STRATCOM Chief: China’s Nuclear Buildup a ‘Strategic Breakout’ Requiring U.S. Strategic Rethinking

U.S. Navy Adm. Charles A. Richard, commander of U.S. Strategic Command (USSTRATCOM), provides remarks during the 24th annual Space and Missile Defense Symposium at the Von Braun Center in Huntsville, Alabama, Aug. 12. U.S. NAVY / Capt. Ron Flanders

ARLINGTON, Va. — The Chinese government’s rapid military buildup across all domains is a “strategic breakout” from its minimum deterrent nuclear posture to one that can coerce other nations, the commander of U.S. strategic forces warned Aug. 25.

Rapid expansion of intercontinental ballistic missile (ICBM) silos, road mobile ICBMs, six or more Jin-Class ballistic missile submarines carrying nuclear weapons that can reach the continental United States from the South China Sea, and bombers armed with air-launched ballistic missiles have given China a “true triad” of sea, air and land nuclear capability, Adm. Charles Richard, head of U.S. Strategic Command said.

In a virtual conversation with Hudson Institute Senior Fellow Rebeccah L. Heinrichs, Richard said that amounted to a “final brick in the wall, a final piece of capability designed to build a military that is capable of coercion.”

Given the changing threat environment, “right now is the ideal time” for Defense Secretary Lloyd Austin’s planned reviews of the national defense strategy, nuclear posture and missile defense, Richard said. “We have never before had two peer nuclear-capable opponents [Russia and China] that have to be deterred at the same time, [but] we have to deter differently.”

Russia remains the strategic and nuclear pacing threat “at least for a little bit longer,” with over 2,000 non-treaty constrained warheads and novel capabilities like hypersonic weapons, Richard said.

The United States is developing its own hypersonic weapons.

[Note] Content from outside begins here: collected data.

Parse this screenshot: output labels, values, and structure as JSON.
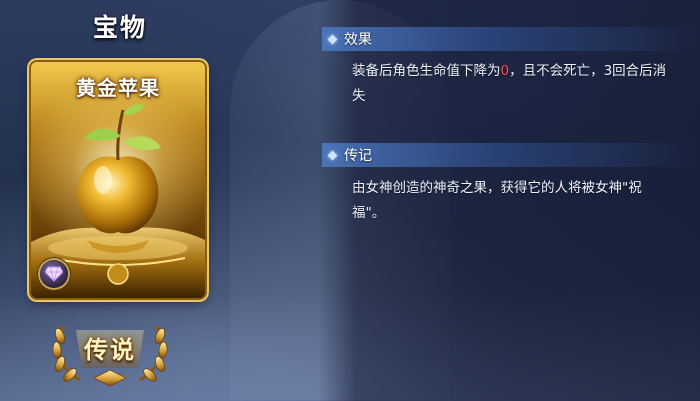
{
  "page_title": "宝物",
  "item": {
    "name": "黄金苹果",
    "rarity": "传说"
  },
  "effect": {
    "title": "效果",
    "text_before": "装备后角色生命值下降为",
    "highlight_value": "0",
    "text_after": "，且不会死亡，3回合后消失"
  },
  "lore": {
    "title": "传记",
    "text": "由女神创造的神奇之果，获得它的人将被女神\"祝福\"。"
  },
  "colors": {
    "highlight": "#ff4a4a",
    "section_bar": "#4f82d2",
    "card_gold": "#e9c668"
  },
  "icons": {
    "rarity_gem": "diamond-icon",
    "section_marker": "diamond-marker-icon",
    "laurel": "laurel-wreath-icon"
  }
}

The Navy plans to first deploy Conventional Prompt Strike (CSP) capability hypersonic missiles on Zumwalt-class guided missile destroyers and later, Virginia-class Block 5 submarines. STRATCOM has both strategic deterrence and nuclear deterrence as missions.

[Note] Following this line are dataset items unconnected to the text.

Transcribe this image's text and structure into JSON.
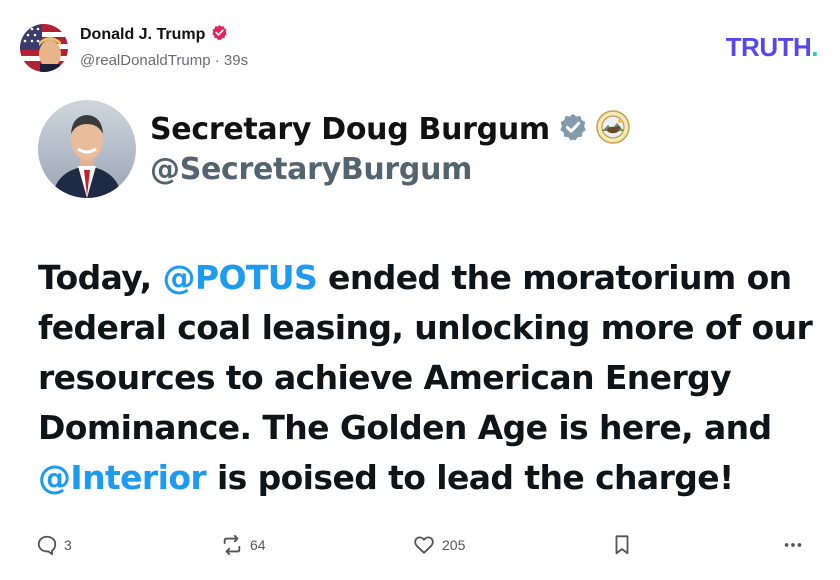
{
  "truth_post": {
    "author_name": "Donald J. Trump",
    "author_handle": "@realDonaldTrump",
    "separator": " · ",
    "time_ago": "39s",
    "brand_logo": "TRUTH",
    "brand_logo_dot": "."
  },
  "x_post": {
    "author_name": "Secretary Doug Burgum",
    "author_handle": "@SecretaryBurgum",
    "body_parts": {
      "p1": "Today, ",
      "mention1": "@POTUS",
      "p2": " ended the moratorium on federal coal leasing, unlocking more of our resources to achieve American Energy Dominance. The Golden Age is here, and ",
      "mention2": "@Interior",
      "p3": " is poised to lead the charge!"
    }
  },
  "actions": {
    "replies": "3",
    "retruths": "64",
    "likes": "205"
  },
  "colors": {
    "truth_brand": "#5448ee",
    "mention_blue": "#1d9bf0",
    "verified_red": "#e0245e",
    "gov_badge_gray": "#829aab"
  },
  "icons": [
    "verified-badge-icon",
    "gov-verified-badge-icon",
    "agency-seal-icon",
    "reply-icon",
    "retruth-icon",
    "like-icon",
    "bookmark-icon",
    "more-icon"
  ]
}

“If we had this [hypersonic] capability, it would enable us to accomplish strategic deterrence better than what we can do using the nuclear effect alone,” Richard said.

STRATCOM “will be ready to receive the first service hypersonic capability at intercontinental range the day they make it available,” he said. “We are already working the concepts. I have the targeting. I have the command and control.”

Analysts studying commercial satellite images in recent weeks have discovered the Chinese government is building two large fields of ballistic missile launching silos in the country’s western desert, but U.S. officials including Richard, have not commented directly on the development.

The STRATCOM chief said it is not enough to plan around all the missiles, submarines and other weaponry the People’s Liberation Army already has.

“It would not be a wise assumption to think somehow ‘They’re done,’” Richard said, explaining that officials should not lose sight of “What is the next thing we’re going to find, and where does this end?”